‘Nature can do most of the work for you’: Once-flooded Elwha land becomes forest
FORMER LAKE ALDWELL RESERVOIR, Clallam County — Josh Chenoweth pushes through trees grown 30 feet overhead and walks into a plush purple pool of blooming lupine, the flowers fragrant and abuzz with insects.
It is hard to believe that as recently as 2011 this very spot was underwater, drowned by the reservoir behind the Elwha Dam.
Now the site of the largest dam-removal project in the world, the Elwha is also home to a first-of-its-kind revegetation program, led by Chenoweth, for the National Park Service.
The mission was to return more than 600 acres of the former lake beds at Lake Aldwell and Lake Mills, impounded by the Elwha and Glines Canyon dams, to native forests.
And while it will be 100 years before a mature forest rises here, Chenoweth couldn’t be happier with the strong start the revegetation effort has given these former barren lake-bed sediments.
As soon as dam removal began in 2011, the park service started a nearly $4 million replanting effort here. It was a plan intended from the start to cope with the uncertain situation of how the former lake beds would respond to planting.
With no top soil, no possible irrigation and only lake-bed sediments as much as 60 feet thick to work with, this was a task like none other. Chenoweth took a cautious approach, letting nature take the lead.
Instead of bombing the lake beds with seeds and stuffing them with plants, the revegetation plan was gradual, undertaken with an adaptive approach, letting natural seed from the surrounding forest take the lead in reforesting the edges closest to the woods.
The gradual drawdown of the lakes, to enable a slow release of sediment to the river, had a side benefit. Moisture retained in the sediments as the lakes gradually receded helped water seeds brought on the wind and waters of the lake as well as the plants and seeds Chenoweth and the revegetation team had planted.
The forests of cottonwood rising today all over the former reservoirs are the result of a cottonwood seed gradually distributed across the lake bed as the waters dropped.
Contrary to expectations that the trees would die as the waters dropped, their roots chased the moisture deeper and deeper into the sediments, and the trees shot up and vigorously colonized the former lake beds.
There were more surprises. Riverbank lupine seeds collected from nearby and broadcast over the lake beds sprouted spectacularly. Great clouds of purple flowers now in bloom all over the river banks are the result.
A nitrogen-fixing plant that improves the soil wherever it grows, the lupine has enabled other plants to thrive.
Plants rooted most successfully in the fine material left by the river. The coarse cobble and gravel were a tougher challenge. Bare spots still lingering there are concerns for the future; managers will need to monitor those spots for weeds over time, Chenoweth noted.
But elsewhere, strong, young forests have taken over, covering what were barren, blowing terraces of gray.
Replanting the area was important because vegetation prevents erosion.
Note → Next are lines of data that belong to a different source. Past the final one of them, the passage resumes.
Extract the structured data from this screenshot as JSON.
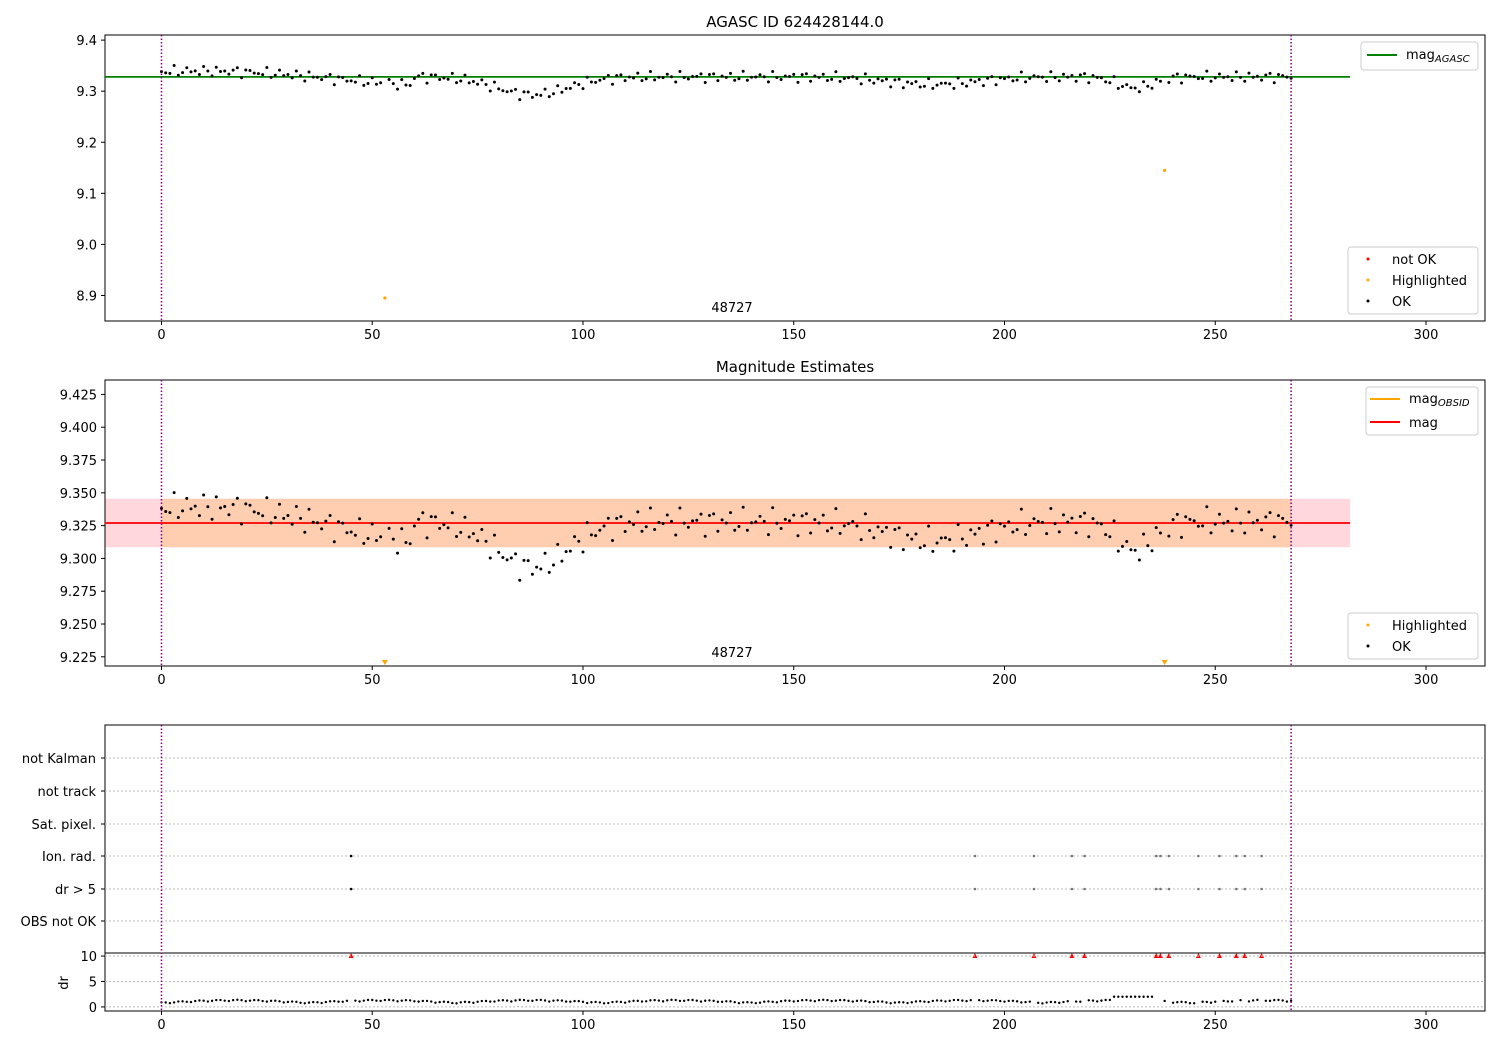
{
  "chart_data": [
    {
      "type": "scatter",
      "title": "AGASC ID 624428144.0",
      "annotation": "48727",
      "xlim": [
        -13.4,
        314
      ],
      "ylim": [
        8.85,
        9.41
      ],
      "xticks": [
        "0",
        "50",
        "100",
        "150",
        "200",
        "250",
        "300"
      ],
      "yticks": [
        "9.4",
        "9.3",
        "9.2",
        "9.1",
        "9.0",
        "8.9"
      ],
      "ref_line": {
        "y": 9.328,
        "x_end": 282,
        "color": "#008000"
      },
      "vlines": [
        0,
        268
      ],
      "vline_color": "#800080",
      "legend_top": {
        "placement": "top-right",
        "entries": [
          {
            "label": "mag",
            "sub": "AGASC",
            "color": "#008000"
          }
        ]
      },
      "legend_bottom": {
        "placement": "bottom-right",
        "entries": [
          {
            "label": "not OK",
            "color": "#ff0000"
          },
          {
            "label": "Highlighted",
            "color": "#ffa500"
          },
          {
            "label": "OK",
            "color": "#000000"
          }
        ]
      },
      "highlighted": [
        {
          "x": 53,
          "y": 8.895
        },
        {
          "x": 238,
          "y": 9.145
        }
      ]
    },
    {
      "type": "scatter",
      "title": "Magnitude Estimates",
      "annotation": "48727",
      "xlim": [
        -13.4,
        314
      ],
      "ylim": [
        9.218,
        9.436
      ],
      "xticks": [
        "0",
        "50",
        "100",
        "150",
        "200",
        "250",
        "300"
      ],
      "yticks": [
        "9.425",
        "9.400",
        "9.375",
        "9.350",
        "9.325",
        "9.300",
        "9.275",
        "9.250",
        "9.225"
      ],
      "mag_line": {
        "y": 9.327,
        "x_end": 282,
        "color": "#ff0000"
      },
      "band": {
        "y_low": 9.3085,
        "y_high": 9.3455,
        "x_start": 0,
        "x_end": 268,
        "color": "#ffa500"
      },
      "band_outer": {
        "y_low": 9.3085,
        "y_high": 9.3455,
        "x_start": -13.4,
        "x_end": 282,
        "color": "#ffb6c1"
      },
      "vlines": [
        0,
        268
      ],
      "legend_top": {
        "placement": "top-right",
        "entries": [
          {
            "label": "mag",
            "sub": "OBSID",
            "color": "#ffa500"
          },
          {
            "label": "mag",
            "sub": "",
            "color": "#ff0000"
          }
        ]
      },
      "legend_bottom": {
        "placement": "bottom-right",
        "entries": [
          {
            "label": "Highlighted",
            "color": "#ffa500"
          },
          {
            "label": "OK",
            "color": "#000000"
          }
        ]
      },
      "highlighted_offscale": [
        53,
        238
      ]
    },
    {
      "type": "scatter",
      "title": "",
      "categories": [
        "not Kalman",
        "not track",
        "Sat. pixel.",
        "Ion. rad.",
        "dr > 5",
        "OBS not OK"
      ],
      "flags": {
        "Ion. rad.": [
          45,
          193,
          207,
          216,
          219,
          236,
          237,
          239,
          246,
          251,
          255,
          257,
          261
        ],
        "dr > 5": [
          45,
          193,
          207,
          216,
          219,
          236,
          237,
          239,
          246,
          251,
          255,
          257,
          261
        ]
      },
      "dr_panel": {
        "ylabel": "dr",
        "yticks": [
          "10",
          "5",
          "0"
        ],
        "ylim": [
          -0.8,
          10.6
        ],
        "xlim": [
          -13.4,
          314
        ],
        "xticks": [
          "0",
          "50",
          "100",
          "150",
          "200",
          "250",
          "300"
        ],
        "clipped_at": 10,
        "clipped_x": [
          45,
          193,
          207,
          216,
          219,
          236,
          237,
          239,
          246,
          251,
          255,
          257,
          261
        ]
      },
      "vlines": [
        0,
        268
      ]
    }
  ]
}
Closer to the river, it also shades the water, and a steady rain of leaf litter and other detritus feeds the tiny organisms in the water that feed everything else, including fish.
Of course the story here is still unfolding. “In terms of succession, that is a long process,” Chenoweth said.
In all, 320,000 plants were put in the lake beds to boost natural revegetation — less than Chenoweth estimated would be needed because nature did much of the work, he said. The revegetation team, including many volunteers, also cast about 6,500 pounds of seeds on the lake beds.
The plant diversity that survived is rich, including conifers, shrubs, flowers and grasses. The most abundant of all won’t surprise anyone: horsetail, growing in soft, verdant swaths all over the landscape. It sprouted on its own.
Cedars, firs, willows, bitter cherry, thimbleberry, twinberry and so many more are all thriving here. The berries on the shrubs are drawing white-crowned sparrows, nesting in the young forest. Biodiversity is getting a reboot as the trees and shrubs thrive.
“I am walking away from this project happy,” said Chenoweth, with the planting all finished. The only thing left to do is write up his final report and scientific papers from the historic effort.
Already others have come here to observe the success of the project, including managers for a dam-removal project planned for the Klamath.
“We show them this, and they can see that it works,” Chenoweth said. It even cost less than projected, with about $3.8 million spent rather than the $4 million budgeted.
“Nature can do most of the work for you,” Chenoweth said. The biggest surprise in the replanting effort was how quickly the valley walls converted from lake to forest, mostly from natural-seed rain.
“It’s a show piece,” Chenoweth said, the young forest towering over his head.